Well, considering that nobody has proven to us that we needed Windows Vista in the first place . . . - Arthur C. Clarke, Premier Science Fiction Writer, Dies at 90
Clarke was a lot more hardcore with the science than many of his peers, and it really showed up in his writing. - Survey Confirms iPhone Users Are Hard-Core Internet Junkies
This seems like a bit of a "duh" thing, but the actual point is that the iPhone web experience is zillions of times better than pretty much any other cell phone. I remember "surfing" with my Razr, and it was just about the single worst UI experience I’ve ever had in any context. While the iPhone ain’t perfect — the Edge network still sucks ass — its still pretty useful when it needs to be. - Make Radiohead Video, Get Paid (A Little)

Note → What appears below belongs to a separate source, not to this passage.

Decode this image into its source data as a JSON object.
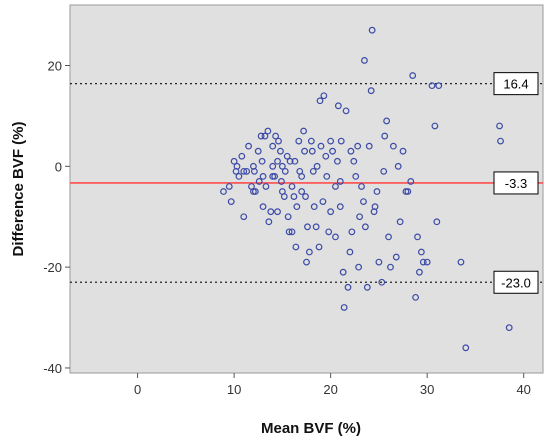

Radiohead continues to play with the traditional business model: after eschewing the label route for distribution, they have now chosen to pay for user-generated content. Or at least one user’s. - FCC and Fox go to Supreme Court
Sounds like a movie title, but it’s more like the sad end to a sad story. The FCC has spent years trying, rather desperately, to pretend that people don’t say dirty words and make mistakes. Now the Supreme Court is hearing the case… - Here?s Looking At You, Kids
Feeling a bit depressed about my generation (which is what?) — today’s kids have two competing titles: Documentation Generation and The Millenials. Both sound like band names. - Punishing the publisher
An author dropped by his publisher for "poor sales" of his first book (honestly, who is to blame here? The author has done the hard work, what did the publisher do?) self-publishes the sequel. Now that first book is up for awards, garnering, yep, natural interest in both that book and sequel. Guess who wins when the latter sells? Or, guess who loses.